Rabu, April 24, 2024

Ingin Tumpas Hoax? Rawat Tradisi Intelektualisme

Achmad Santoso
Achmad Santoso
Editor Jawa Pos, pemerhati bahasa, pegiat Jaringan Intelektual Muda Muhammadiyah

Pada sebuah kesempatan, tokoh senior pers Dahlan Iskan pernah memberi wejangan, media cetak tidak akan pernah mati hanya karena kehadiran media daring (online). Syaratnya, media cetak harus terus berinovasi, mencari celah yang tidak terjangkau oleh media daring.

Media cetak memang punya pesaing dalam diri media daring. Akan tetapi, media daring memiliki ”musuh” yang jauh lebih sengit: media sosial. Prediksi Dahlan Iskan itu menjadi alarm, terutama bagi media daring. Sebab, dari media sosial itulah segala rupa narasi hoax mencuat, lantas merajalela.

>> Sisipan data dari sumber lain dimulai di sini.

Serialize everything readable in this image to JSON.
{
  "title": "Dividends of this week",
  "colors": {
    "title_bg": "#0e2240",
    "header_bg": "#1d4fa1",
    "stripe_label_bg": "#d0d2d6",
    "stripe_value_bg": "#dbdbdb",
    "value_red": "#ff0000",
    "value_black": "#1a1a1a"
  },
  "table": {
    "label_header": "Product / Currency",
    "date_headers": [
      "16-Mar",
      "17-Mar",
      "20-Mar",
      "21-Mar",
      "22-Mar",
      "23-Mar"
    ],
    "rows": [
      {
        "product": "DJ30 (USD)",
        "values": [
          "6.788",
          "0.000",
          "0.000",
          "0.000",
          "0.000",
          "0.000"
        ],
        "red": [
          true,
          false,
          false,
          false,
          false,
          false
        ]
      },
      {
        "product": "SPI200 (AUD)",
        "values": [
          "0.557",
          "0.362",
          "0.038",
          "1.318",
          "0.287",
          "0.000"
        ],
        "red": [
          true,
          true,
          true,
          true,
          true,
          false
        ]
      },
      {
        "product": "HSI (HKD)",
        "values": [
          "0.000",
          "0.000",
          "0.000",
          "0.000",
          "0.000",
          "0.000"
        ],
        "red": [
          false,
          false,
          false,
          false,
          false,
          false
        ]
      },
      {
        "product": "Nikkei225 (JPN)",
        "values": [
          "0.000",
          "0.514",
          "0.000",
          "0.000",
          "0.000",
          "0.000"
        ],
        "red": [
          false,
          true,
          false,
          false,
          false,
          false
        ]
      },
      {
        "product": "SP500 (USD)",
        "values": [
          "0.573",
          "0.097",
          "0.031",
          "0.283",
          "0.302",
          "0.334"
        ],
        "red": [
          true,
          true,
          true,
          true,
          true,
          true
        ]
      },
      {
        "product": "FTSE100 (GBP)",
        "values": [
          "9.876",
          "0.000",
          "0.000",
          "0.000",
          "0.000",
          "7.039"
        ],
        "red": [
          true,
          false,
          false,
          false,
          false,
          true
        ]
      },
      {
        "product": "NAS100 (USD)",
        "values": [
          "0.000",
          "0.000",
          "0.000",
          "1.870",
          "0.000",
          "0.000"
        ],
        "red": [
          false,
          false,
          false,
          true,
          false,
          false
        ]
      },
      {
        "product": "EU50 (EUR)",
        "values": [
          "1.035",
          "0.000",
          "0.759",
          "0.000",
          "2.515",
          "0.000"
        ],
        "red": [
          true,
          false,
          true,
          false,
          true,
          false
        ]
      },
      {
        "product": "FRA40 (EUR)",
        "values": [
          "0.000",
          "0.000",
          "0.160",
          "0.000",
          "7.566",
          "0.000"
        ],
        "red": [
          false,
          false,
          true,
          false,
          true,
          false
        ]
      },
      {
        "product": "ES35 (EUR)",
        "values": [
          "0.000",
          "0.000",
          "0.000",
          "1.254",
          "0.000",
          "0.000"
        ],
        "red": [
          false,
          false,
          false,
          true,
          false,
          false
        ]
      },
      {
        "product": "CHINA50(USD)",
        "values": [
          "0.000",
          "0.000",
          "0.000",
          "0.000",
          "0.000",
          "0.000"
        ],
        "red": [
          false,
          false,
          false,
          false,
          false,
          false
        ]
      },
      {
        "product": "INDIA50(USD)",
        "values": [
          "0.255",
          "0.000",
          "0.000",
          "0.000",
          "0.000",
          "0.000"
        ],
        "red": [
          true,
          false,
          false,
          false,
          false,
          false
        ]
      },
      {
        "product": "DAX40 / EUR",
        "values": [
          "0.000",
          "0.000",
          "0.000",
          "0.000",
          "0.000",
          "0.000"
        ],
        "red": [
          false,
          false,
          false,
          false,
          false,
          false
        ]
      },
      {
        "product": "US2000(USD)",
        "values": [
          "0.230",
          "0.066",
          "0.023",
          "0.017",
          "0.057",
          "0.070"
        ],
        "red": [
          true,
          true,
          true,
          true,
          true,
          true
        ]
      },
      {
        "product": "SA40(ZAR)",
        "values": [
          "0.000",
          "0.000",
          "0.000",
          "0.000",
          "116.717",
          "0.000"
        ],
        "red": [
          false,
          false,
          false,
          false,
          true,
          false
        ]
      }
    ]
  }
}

Semenjak tahun politik 2014, dan dimungkinkan mencongol lagi di 2018-2019, arus informasi berkembang liar di media sosial seperti Facebook dan Twitter. Hal itu disebabkan polarisasi antara pendukung antara kubu satu dan kubu lainnya. Juga karena racun oposisi biner yang membuat massa terjebak pada pilihan, kalau tidak ”hitam” ya ”putih”.

Celah itulah yang dimanfaatkan peternak narasi hoax. Asalkan berita atau informasi yang diterima sesuai dengan kehendak hati, bisa juga diimbuhi dengan preferensi politik tertentu, kabar yang belum jelas kesahihannya itu dengan gampang dikirim ulang (share).

Menurut KBBI, hoax (hoaks) dimaknai sebagai berita bohong, yaitu kabar yang belum terang kebenarannya. Hoax sejatinya bukan barang baru. Alquran jauh sebelumnya sudah memperingatkan kaum muslim untuk berhati-hati terhadap kabar palsu itu.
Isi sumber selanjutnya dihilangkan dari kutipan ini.